A typical formulation of Hilbert's irreducibility theorem is like this (see [1]):
Let $k=\mathbb{Q}$ and $f\in k[x_1,\ldots,x_n,y_1,\ldots,y_m]$ be an irreducible polynomial. There exists a Zariski open dense subset $V\subseteq k^n$ such that for every $(a_1,\ldots,a_n)\in V$ the polynomial $f(a_1,\ldots,a_n,y_1,\ldots,y_m)$ is irreducible in $k[y_1,\ldots,y_m]$.
Versions of the above can be found for the field $k$ being a number field.

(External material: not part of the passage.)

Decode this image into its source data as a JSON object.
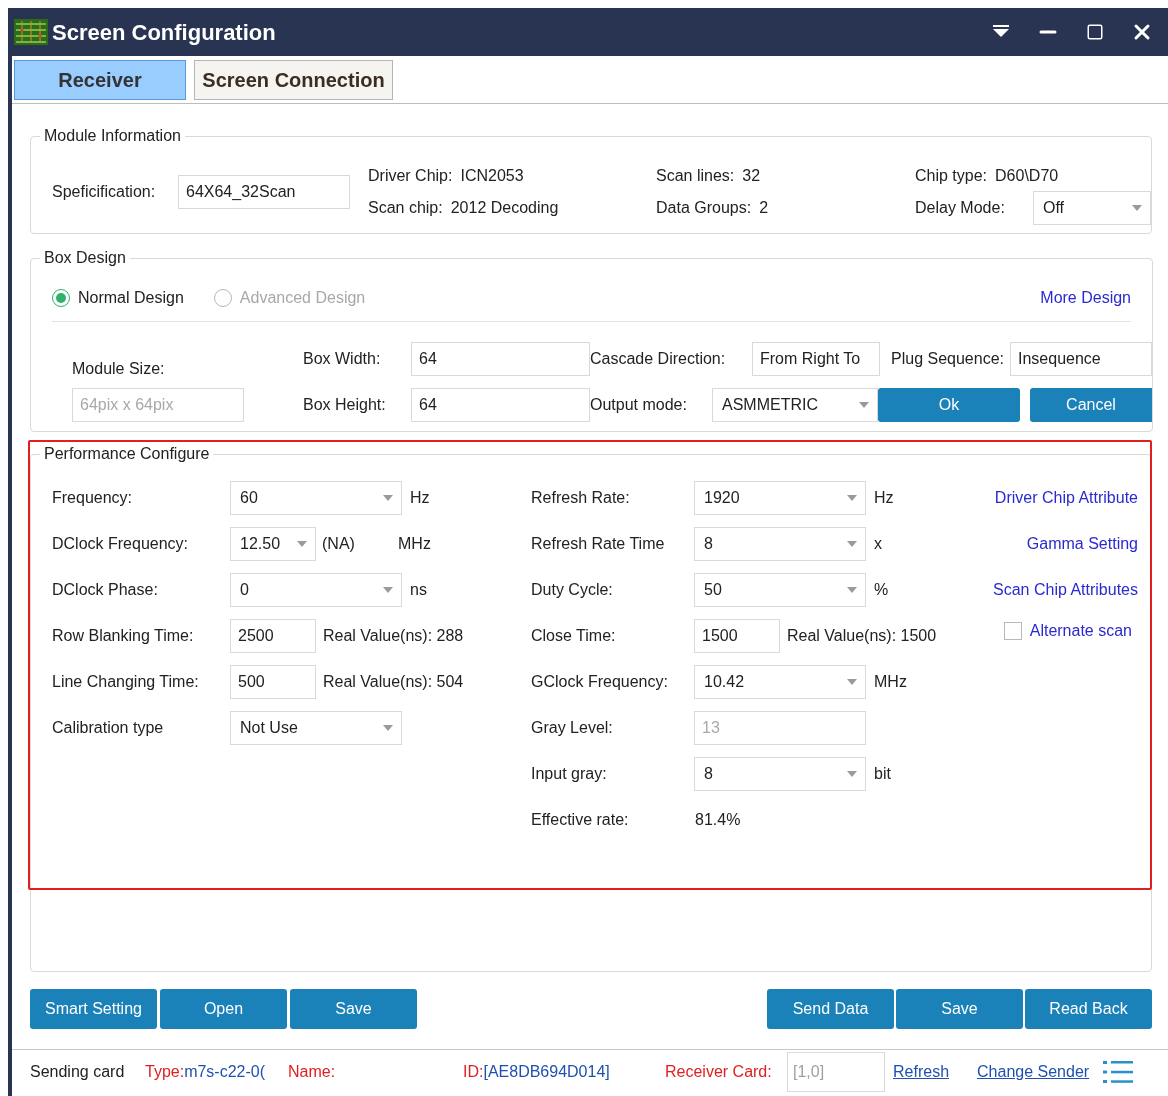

My question is: can we generalize this to the prime ideals. More precisely, is the following true:
Let $k$ be a number field, let $k_0\subseteq k$ be a subfield, and let $\frak{p}$ be a prime ideal in $k[x_1,\ldots,x_n,y_1,\ldots,y_m]$ such that ${\frak p}\cap k[x_1,\ldots,x_n]=\{0\}$. There exists
a Zariski open subset $\style{text-decoration:line-through}{V\subseteq k^n}$an $(a_1,\ldots,a_n)\in k^n\setminus k_0^n$ such that the ideal $$ \bar{\frak p}=\{\omega(a_1,\ldots,a_n,y_1,\ldots,y_m)\mid \omega\in{\frak p}\} $$ is a prime ideal of $k[y_1,\ldots,y_m]$.
A reference would be greatly appreciated.
[1] M-D.Huang and Y.-Ch.Wong, Extended Hilbert irreducibility and its applications, J. Algorithms 37 (2000), no. 1, 121–145.